Deux heures après, Rodolphe et sa compagne étaient arrêtés devant une maison de la rue Saint-Denis.

— C’est ici que je demeure, dit la jeune fille.

— Eh bien, chère Louise, quand vous reverrai-je, et où ?

— Chez vous, demain soir, à huit heures.

— Bien vrai ?

— Voilà ma promesse, répondit Louise en tendant ses joues fraîches à Rodolphe qui mordit à même dans ces beaux fruits mûrs de jeunesse et de santé.

Rodolphe rentra chez lui ivre fou.

— Ah ! dit-il en parcourant sa chambre à grands pas, ça ne peut pas se passer comme ça ; il faut que je fasse des vers.

Le lendemain matin, son portier trouva dans la chambre une trentaine de feuilles de papier en tête desquelles s’étalait avec majesté cet alexandrin solitaire :

Ô l’amour ! ô l’amour ! prince de la jeunesse !


Ce jour-là, le lendemain, contre ses habitudes, Rodolphe s’était réveillé de fort bonne heure, et, bien qu’ayant peu dormi, il se leva sur-le-champ.

— Ah ! s’écria-t-il, c’est donc aujourd’hui le grand jour… Mais douze heures d’attente… Avec quoi combler ces douze éternités ?…
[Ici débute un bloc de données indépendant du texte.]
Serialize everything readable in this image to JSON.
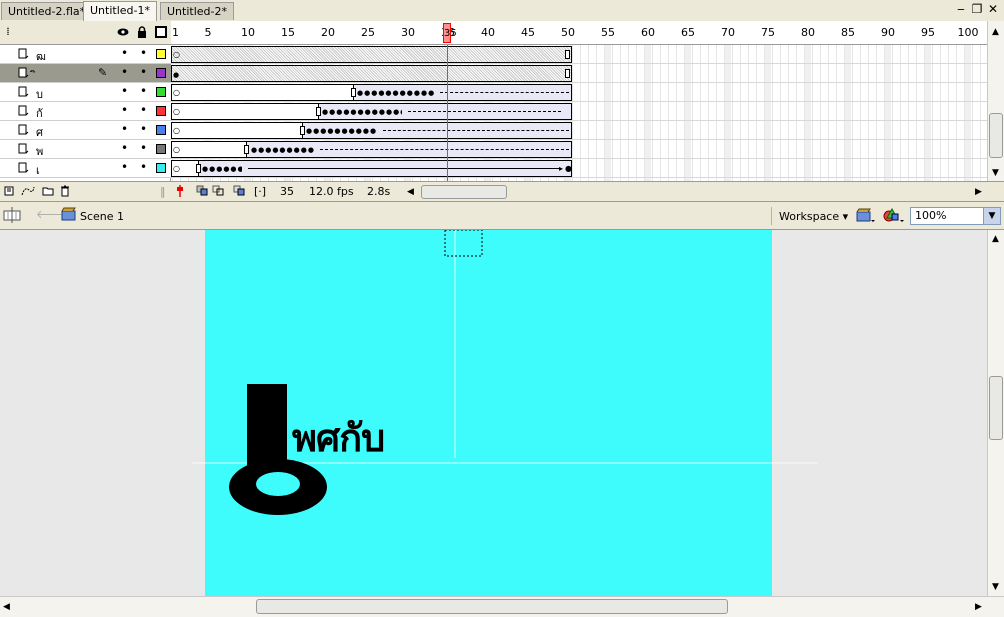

Et comme son regard était tombé sur son bureau, il lui sembla voir frétiller sa plume qui avait l’air de lui dire : Travaille ?

— Ah ! bien oui, travaille, foin de la prose !… Je ne veux pas rester ici, ça pue l’encre.

Il fut s’installer dans un café où il était sûr de ne point rencontrer d’amis.

— Ils verraient que je suis amoureux, pensa-t-il, et me plumeraient d’avance mon idéal.

Après un repas très-succinct, il courut au chemin de fer et monta dans un wagon.

Au bout d’une demi-heure, il était dans les bois de Ville-Avray.

Rodolphe se promena toute la journée, lâché à travers la nature rajeunie, et ne revint à Paris qu’au tomber de la nuit.